Chordoma Foundation

CF recruits experienced cancer scientist as Manager of Research

The newest member of the Chordoma Foundation’s growing team, Patty Cogswell brings over 25 years of cancer research experience to her role as the Foundation’s first full-time manager of research. Patty joined the Foundation this spring from the University of North Carolina at Chapel Hill (UNC) Lineberger Cancer Center, where she served as a research scientist and lab manager for 21 years. There, she became involved in chordoma research through a collaboration between UNC, Duke, and the Chordoma Foundation. At the Foundation, Patty has assumed responsibility for the biobank, cell line and animal model repositories, prizes, and research grants. In addition to first-hand perspective as a scientist studying chordoma, Patty adds to the Foundation’s staff valuable cancer biology expertise and extensive experience managing research projects.

“I’m inspired by the innovative way in which the Foundation is addressing the need for research on this rare disease,” says Cogswell. “At the Foundation I see real opportunities to advance research on many fronts, and I’m hoping to finish my scientific career by being a part of something that really makes a difference.”

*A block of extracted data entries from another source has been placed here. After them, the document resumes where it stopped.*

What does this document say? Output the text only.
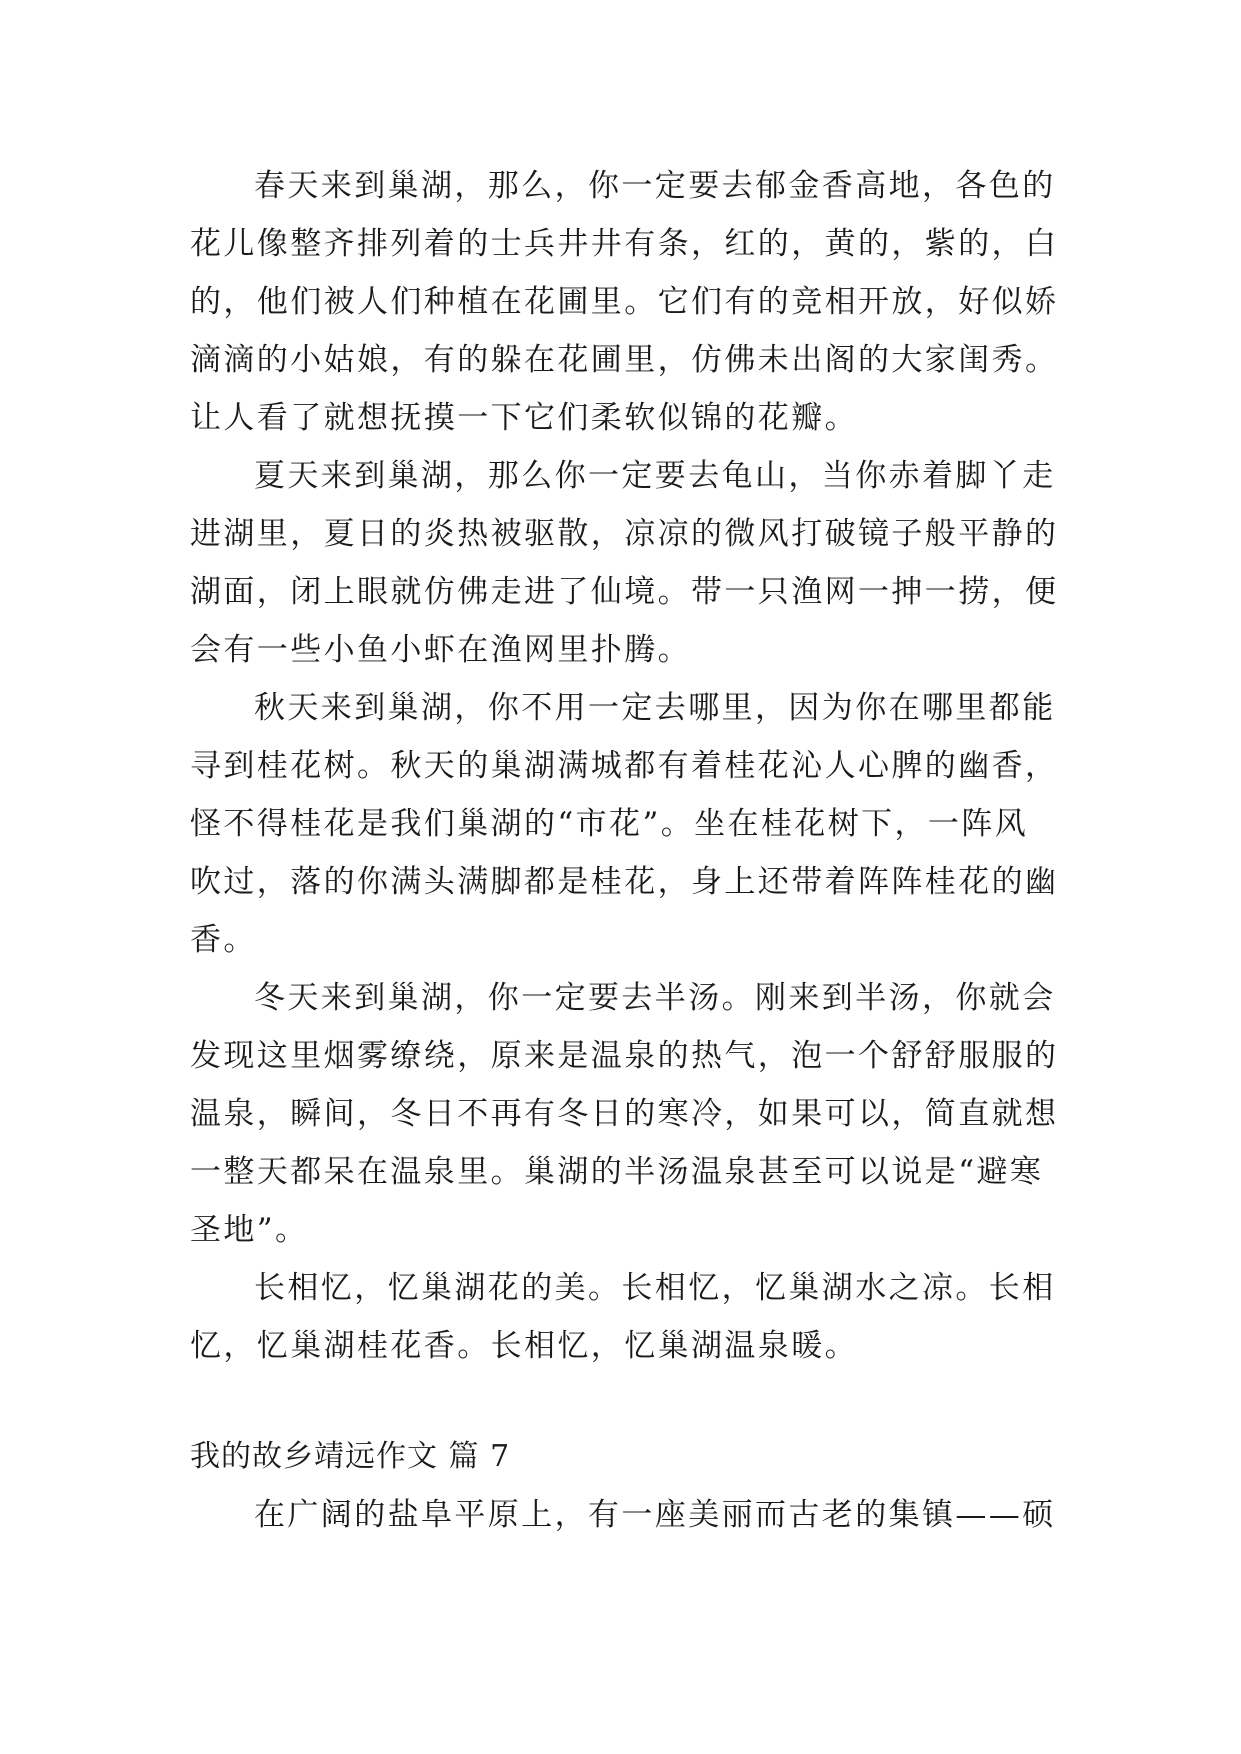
春天来到巢湖，那么，你一定要去郁金香高地，各色的
花儿像整齐排列着的士兵井井有条，红的，黄的，紫的，白
的，他们被人们种植在花圃里。它们有的竞相开放，好似娇
滴滴的小姑娘，有的躲在花圃里，仿佛未出阁的大家闺秀。
让人看了就想抚摸一下它们柔软似锦的花瓣。
夏天来到巢湖，那么你一定要去龟山，当你赤着脚丫走
进湖里，夏日的炎热被驱散，凉凉的微风打破镜子般平静的
湖面，闭上眼就仿佛走进了仙境。带一只渔网一抻一捞，便
会有一些小鱼小虾在渔网里扑腾。
秋天来到巢湖，你不用一定去哪里，因为你在哪里都能
寻到桂花树。秋天的巢湖满城都有着桂花沁人心脾的幽香，
怪不得桂花是我们巢湖的“市花”。坐在桂花树下，一阵风
吹过，落的你满头满脚都是桂花，身上还带着阵阵桂花的幽
香。
冬天来到巢湖，你一定要去半汤。刚来到半汤，你就会
发现这里烟雾缭绕，原来是温泉的热气，泡一个舒舒服服的
温泉，瞬间，冬日不再有冬日的寒冷，如果可以，简直就想
一整天都呆在温泉里。巢湖的半汤温泉甚至可以说是“避寒
圣地”。
长相忆，忆巢湖花的美。长相忆，忆巢湖水之凉。长相
忆，忆巢湖桂花香。长相忆，忆巢湖温泉暖。
我的故乡靖远作文 篇 7
在广阔的盐阜平原上，有一座美丽而古老的集镇——硕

Patty’s position is supported through a fellowship of the Carolina Kickstart Program at the NC Translational and Clinical Sciences (NCTraCS) Institute, UNC’s home of the NIH Clinical and Translational Science Award. This fellowship is funded by a generous gift from long-time Chordoma Foundation supporters, Adam and Rosalind Abram, who recognized that having a manager of research on staff is critical to achieving the Foundation’s research goals, and to taking advantage of a growing number of new research opportunities. As a Kickstart Fellow, Patty maintains affiliation with the UNC Lineberger Cancer Center, giving the Foundation access to valuable resources and capabilities within the University. Patty’s work at the Foundation also provides an opportunity for the University to study the Foundation’s approach to accelerating research in chordoma, which could serve as a template for other rare cancers.

The Foundation is deeply grateful to the Carolina Kickstart Program and to the Abram Family for their strategic investment in this position, which greatly increases the Foundation’s capacity to catalyze progress against chordoma.